Hermit wrote:Yes, Russia basically destroyed Napoleon's army, and the battle of Borodino, in so far as Napoleon thought of it as a victory, (which technically it was, what with the Russians having lost a lot more men than the French and forced to withdraw to the east of Moscow out of sheer exhaustion) was at best a Pyrrhic one. What beat him more than the Russian army, though, was what beat another vainglorious conqueror 120 years later: Logistics and the cold. By the time Napoleon arrived at Borodino, well over half his force had already perished, and over his entire Russian campaign way more of his soldiers died from freezing to death or starvation than in battle. The Russians basically burnt Moscow down when they evacuated. This left Napoleon nothing to feed his army with. Convinced that he had won the war, he sat there for six weeks, waiting for the Tsar to surrender. It never happened, of course. The Russians were biding their time, waiting for the French aggressor to finally come to the realisation that his army was melting away in front of his eyes because of the lack of food and heating.
As for Waterloo, you are right: Napoleon did not have 442,000 soldiers. He had 73,000. But then the coalition did not have 442,000 men either. It had even fewer than Napoleon - 68,000 - and not many more than half the number of cannon the French brought to the field. Nevertheless, Wellington managed to keep the situation finely balanced until the 72 year old arrived late in the afternoon with 50,000 troops (after an overnight forced march made additionally torturous by a recent downpour that turned the roads into morass) enabling the allies to roll over the enemy from one flank to the other.
To say "Russia kicked Napoleon's butt" is kind of true, but it is also so oversimplified that it makes that statement grossly inaccurate to the point of being bullshit. It is no better than claiming that (pick one of the following options) the Russian winter, Wellington, Blücher, Napoleon's hubris, massive ignorance of logistic requirements... kicked Napoleon's butt.

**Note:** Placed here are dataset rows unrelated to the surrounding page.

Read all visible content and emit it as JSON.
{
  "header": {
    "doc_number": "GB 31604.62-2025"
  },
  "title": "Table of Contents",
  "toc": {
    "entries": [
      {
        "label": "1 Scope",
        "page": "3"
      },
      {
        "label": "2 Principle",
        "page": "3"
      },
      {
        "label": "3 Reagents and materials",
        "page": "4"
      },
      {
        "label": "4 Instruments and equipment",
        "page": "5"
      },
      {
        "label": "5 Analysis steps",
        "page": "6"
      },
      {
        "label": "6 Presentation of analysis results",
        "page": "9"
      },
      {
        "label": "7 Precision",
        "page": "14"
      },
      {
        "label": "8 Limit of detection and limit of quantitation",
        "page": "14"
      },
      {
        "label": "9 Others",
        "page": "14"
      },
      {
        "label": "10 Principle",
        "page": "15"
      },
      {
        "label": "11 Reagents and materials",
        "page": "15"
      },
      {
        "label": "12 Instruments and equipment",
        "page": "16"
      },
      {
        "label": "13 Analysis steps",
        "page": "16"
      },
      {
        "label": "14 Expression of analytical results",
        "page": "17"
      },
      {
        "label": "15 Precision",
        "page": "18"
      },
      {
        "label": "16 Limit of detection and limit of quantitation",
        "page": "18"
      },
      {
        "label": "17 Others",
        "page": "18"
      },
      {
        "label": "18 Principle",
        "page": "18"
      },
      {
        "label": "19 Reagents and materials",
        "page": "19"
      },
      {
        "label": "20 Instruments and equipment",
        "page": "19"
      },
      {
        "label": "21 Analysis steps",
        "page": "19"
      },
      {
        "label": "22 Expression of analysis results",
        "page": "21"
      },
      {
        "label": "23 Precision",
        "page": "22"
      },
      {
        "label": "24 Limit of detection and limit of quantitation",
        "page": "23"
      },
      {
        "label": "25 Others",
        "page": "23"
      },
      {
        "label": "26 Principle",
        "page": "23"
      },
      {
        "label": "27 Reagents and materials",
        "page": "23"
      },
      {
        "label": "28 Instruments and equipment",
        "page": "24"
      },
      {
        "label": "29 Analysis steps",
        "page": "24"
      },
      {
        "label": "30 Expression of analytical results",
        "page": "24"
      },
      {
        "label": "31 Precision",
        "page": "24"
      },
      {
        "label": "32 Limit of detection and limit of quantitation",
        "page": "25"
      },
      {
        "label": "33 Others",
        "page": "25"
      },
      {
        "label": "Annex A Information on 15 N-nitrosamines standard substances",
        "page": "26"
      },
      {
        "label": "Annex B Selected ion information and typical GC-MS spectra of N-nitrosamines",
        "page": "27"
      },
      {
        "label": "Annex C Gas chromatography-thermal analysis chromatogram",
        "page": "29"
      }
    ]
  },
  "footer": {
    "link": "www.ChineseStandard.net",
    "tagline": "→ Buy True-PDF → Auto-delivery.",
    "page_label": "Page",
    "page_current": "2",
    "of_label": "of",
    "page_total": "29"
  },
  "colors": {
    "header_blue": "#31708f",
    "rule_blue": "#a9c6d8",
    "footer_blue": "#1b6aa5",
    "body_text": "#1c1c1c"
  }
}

I didn't say the Russian Army or the Cossacks beat the Grande Armée, I said Russia did. Napoleon's letting the Russians escape at Borodino and Russia's scorched earth and -40 winter was what ultimately cost him everything. Not Wellington, or his brother in law Pakenham, who was soundly defeated by Andrew Jackson at Chalmette because he woefully underestimated the resolve and fighting qualities of the Americans.